As well as the multiplier effect, the UK economy sees additional benefits of Nissans foreign direct investment into the nation.


One of these main benefits is the increase in air quality as construction of the plant will potentially incentivise electric car production.


The plant in question is set to have an output of 200,000 batteries a year, batteries which are used for electric vehicles.


This means that, if more of these batteries are produced, not only will the supply increase (which lowers the price) but innovation will also occur as the specialised revolved around battery production is developed as more firms enter the market, such as Tesla who have also recently announced plans of setting up a gigafactory within the UK.


Therefore, if these firms set up within the UK, the levels of innovation within the electric car market due to electric battery production will be enough to make electric vehicles the rational choice for UK consumers compared to their outdated petrol and diesel counterparts, especially once the legislation concerning the purchasing of new petrol and diesel cars is introduced.

Consequently, because electric vehicles will be much more attractive for UK consumers, demand for electric cars will rise and more individuals will be driving electric.


As a result of this, emissions from the transport sector will decrease, which will yield a significant increase in air quality as transport has the highest share of emissions accounting for 27% of total UK emissions.


Not only will this help achieve the UK governments target of becoming carbon neutral by 2050 but these potential investments will also potentially increase the productive capacity of the UK economy due to the increasing air quality.


An increase in air quality means that fewer individuals will suffer from respiratory issues, because of this, the NHS will see a decrease in demand which is significant as the public health service currently has 5 million outstanding patients.


Hence, because the NHS will be able to allocate more factors of production towards treating outstanding patients, waiting times will decrease and individuals will be ill for a smaller period of time, enabling the UK populous to return to work much faster.
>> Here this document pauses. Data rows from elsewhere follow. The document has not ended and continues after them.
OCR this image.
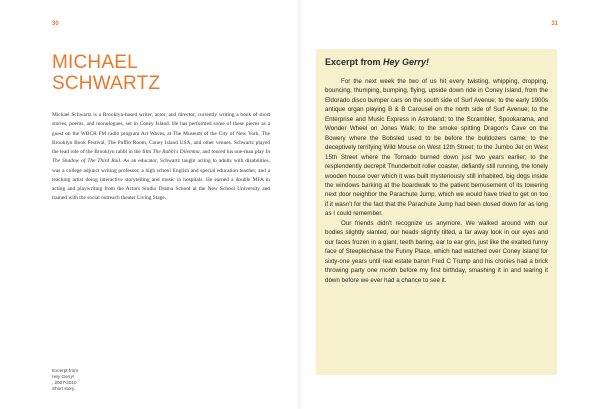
30
MICHAEL
SCHWARTZ

Michael Schwartz is a Brooklyn-based writer, actor, and director, currently writing a book of short stories, poems, and monologues, set in Coney Island. He has performed some of these pieces as a guest on the WBCR FM radio program Art Waves, at The Museum of the City of New York, The Brooklyn Book Festival, The Puffin Room, Coney Island USA, and other venues. Schwartz played the lead role of the Brooklyn rabbi in the film The Rabbi's Dilemma, and toured his one-man play In The Shadow of The Third Rail. As an educator, Schwartz taught acting to adults with disabilities, was a college adjunct writing professor, a high school English and special education teacher, and a teaching artist doing interactive storytelling and music in hospitals. He earned a double MFA in acting and playwriting from the Actors Studio Drama School at the New School University and trained with the social outreach theater Living Stage.

Excerpt from
Hey Gerry!
, 2007-2010
Short story.
31
Excerpt from Hey Gerry!

For the next week the two of us hit every twisting, whipping, dropping, bouncing, thumping, bumping, flying, upside down ride in Coney Island, from the Eldorado disco bumper cars on the south side of Surf Avenue; to the early 1900s antique organ playing B & B Carousel on the north side of Surf Avenue; to the Enterprise and Music Express in Astroland; to the Scrambler, Spookarama, and Wonder Wheel on Jones Walk; to the smoke spitting Dragon's Cave on the Bowery where the Bobsled used to be before the bulldozers came; to the deceptively terrifying Wild Mouse on West 12th Street; to the Jumbo Jet on West 15th Street where the Tornado burned down just two years earlier; to the resplendently decrepit Thunderbolt roller coaster, defiantly still running, the lonely wooden house over which it was built mysteriously still inhabited, big dogs inside the windows barking at the boardwalk to the patient bemusement of its towering next door neighbor the Parachute Jump, which we would have tried to get on too if it wasn't for the fact that the Parachute Jump had been closed down for as long as I could remember.

Our friends didn't recognize us anymore. We walked around with our bodies slightly slanted, our heads slightly tilted, a far away look in our eyes and our faces frozen in a giant, teeth baring, ear to ear grin, just like the exalted funny face of Steeplechase the Funny Place, which had watched over Coney Island for sixty-one years until real estate baron Fred C Trump and his cronies had a brick throwing party one month before my first birthday, smashing it in and tearing it down before we ever had a chance to see it.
Consequently, because the speed at which workers are treated will rise, workers take less time off, leading to a rise in relative productivity per worker thus increasing productive efficiency and helping the UK economy achieve long term economic growth as an increase in output per person yields an expansion in productive capacity.


Thus, in judgement, this expansion in productive capacity will rectify the costs associated with high inflation, which comes as a result of the multiplier effect, such as decreased buying power, showing why the potential of a new Nissan factory and further investment is great for the UK economy.